In 2021, the data communication market is advancing steadily, and there are periodic fluctuations in the telecom market, and the increment mainly comes from export. The growth of the company’s operating revenue is mainly due to the pull of the global data center scale construction on the demand for optical devices and the expansion of the company’s high-quality customers at home and abroad; At the same time, the company’s high-speed optical engine project has also made incremental contributions to the mass production of Arctic optoelectronics and Tianfu precision acquired in 2020. In terms of market, the telecom market is subject to the periodic fluctuation of China’s 5g base station construction, and the demand decreases synchronously, which is reflected in the decline of 27% in the revenue of optical active devices; The data center market is the company’s main downstream application scenario. The demand continues to grow steadily, and the revenue of optical passive components still maintains a growth rate of 24%. Export revenue increased by 62%, mainly from North America and Asia (excluding China), while domestic sales revenue decreased by 7.3%. Q2 / Q3 / Q4 single quarter revenue growth and profit growth improved quarter by quarter, mainly due to the recovery of industry prosperity in the second half of 2021, as well as the smooth progress of Arctic expansion and mass production of high-speed optical engines.
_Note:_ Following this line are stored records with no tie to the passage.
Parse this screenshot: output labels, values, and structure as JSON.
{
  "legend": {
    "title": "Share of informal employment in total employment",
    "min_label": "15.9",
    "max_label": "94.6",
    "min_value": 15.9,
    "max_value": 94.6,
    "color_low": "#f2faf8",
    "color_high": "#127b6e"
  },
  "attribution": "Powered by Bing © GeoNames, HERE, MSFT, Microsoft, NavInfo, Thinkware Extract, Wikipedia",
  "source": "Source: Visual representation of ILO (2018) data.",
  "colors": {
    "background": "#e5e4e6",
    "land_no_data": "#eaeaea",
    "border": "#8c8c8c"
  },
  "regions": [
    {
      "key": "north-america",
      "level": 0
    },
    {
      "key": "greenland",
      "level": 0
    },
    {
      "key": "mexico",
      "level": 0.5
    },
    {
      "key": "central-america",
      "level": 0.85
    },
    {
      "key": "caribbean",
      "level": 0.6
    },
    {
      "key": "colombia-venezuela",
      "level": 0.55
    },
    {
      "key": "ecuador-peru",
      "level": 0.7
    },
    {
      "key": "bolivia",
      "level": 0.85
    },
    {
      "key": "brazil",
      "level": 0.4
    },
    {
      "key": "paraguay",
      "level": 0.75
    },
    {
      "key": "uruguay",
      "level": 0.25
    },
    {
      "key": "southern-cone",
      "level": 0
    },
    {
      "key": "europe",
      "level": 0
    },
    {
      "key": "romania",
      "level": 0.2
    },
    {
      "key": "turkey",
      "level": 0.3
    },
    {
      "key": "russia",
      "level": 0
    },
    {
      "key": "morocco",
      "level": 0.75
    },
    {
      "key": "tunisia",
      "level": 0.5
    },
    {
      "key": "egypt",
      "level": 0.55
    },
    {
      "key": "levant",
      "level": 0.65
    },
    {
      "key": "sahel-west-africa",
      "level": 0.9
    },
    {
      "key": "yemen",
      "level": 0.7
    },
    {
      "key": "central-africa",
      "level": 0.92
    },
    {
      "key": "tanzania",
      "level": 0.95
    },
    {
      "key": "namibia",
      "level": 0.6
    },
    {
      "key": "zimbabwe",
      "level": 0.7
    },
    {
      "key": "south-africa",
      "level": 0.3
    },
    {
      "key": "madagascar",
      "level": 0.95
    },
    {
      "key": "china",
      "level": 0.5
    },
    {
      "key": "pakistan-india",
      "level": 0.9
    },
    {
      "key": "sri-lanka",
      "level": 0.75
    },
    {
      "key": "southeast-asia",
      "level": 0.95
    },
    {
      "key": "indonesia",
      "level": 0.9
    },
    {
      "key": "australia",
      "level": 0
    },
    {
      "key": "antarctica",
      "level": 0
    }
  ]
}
The decrease of gross profit margin and the increase of expense rate in 2021 are mainly due to consolidation factors, and there is still room for improvement in the future. In 2021, the gross profit margin and net profit margin of the company decreased by 3.12pct year-on-year And 2.59 PCT, The increase in the three major expense rates of R & D / sales / management is mainly due to the consolidated impact of the acquisition of Tianfu precision and Arctic Optoelectronics in 2020 and the increase in employee compensation. Among them, the R & D investment is mainly oriented to the fields of high-speed optical engine, components for high-speed optical module, 5g mwdm Tosa devices and so on. The assets acquired by the company have strong synergy with the original business at the levels of production, R & D and customers. The transfer of the new product line to Jiangxi base for production expansion is conducive to give full play to the company’s cost control ability, and there is still room for improvement in subsequent profitability.

Looking forward to 2022, the main theme is to improve the market share of each product line and develop new customers. 1. The market demand for digital communication continues to grow, and new products such as polarization maintaining devices, FA and AWG are produced in mass on a slope to increase market share; 2. The high-speed optical engine project breaks through the increment brought by key customers, and actively promotes the progress of cooperation with other customers; 3. The expansion of Arctic optoelectronics factory in Jiangxi is expected to give full play to the synergistic effect. 4. Actively explore new fields such as lidar and medical detection, and lay the product foundation for the long-term development of the company.

Risk warning: the expansion of new products does not meet expectations; Deterioration of market competition; Acquisition and integration did not meet expectations.

Investment advice: maintain the profit forecast and maintain the “buy” rating.

Maintaining the profit forecast, the net profit attributable to the parent company is expected to be RMB 430 / 550 / 690 million from 2022 to 2024, with a year-on-year growth rate of 41 / 26% / 26%; The current share price corresponds to 21 / 17 / 13 times of PE. Maintain the “buy” rating.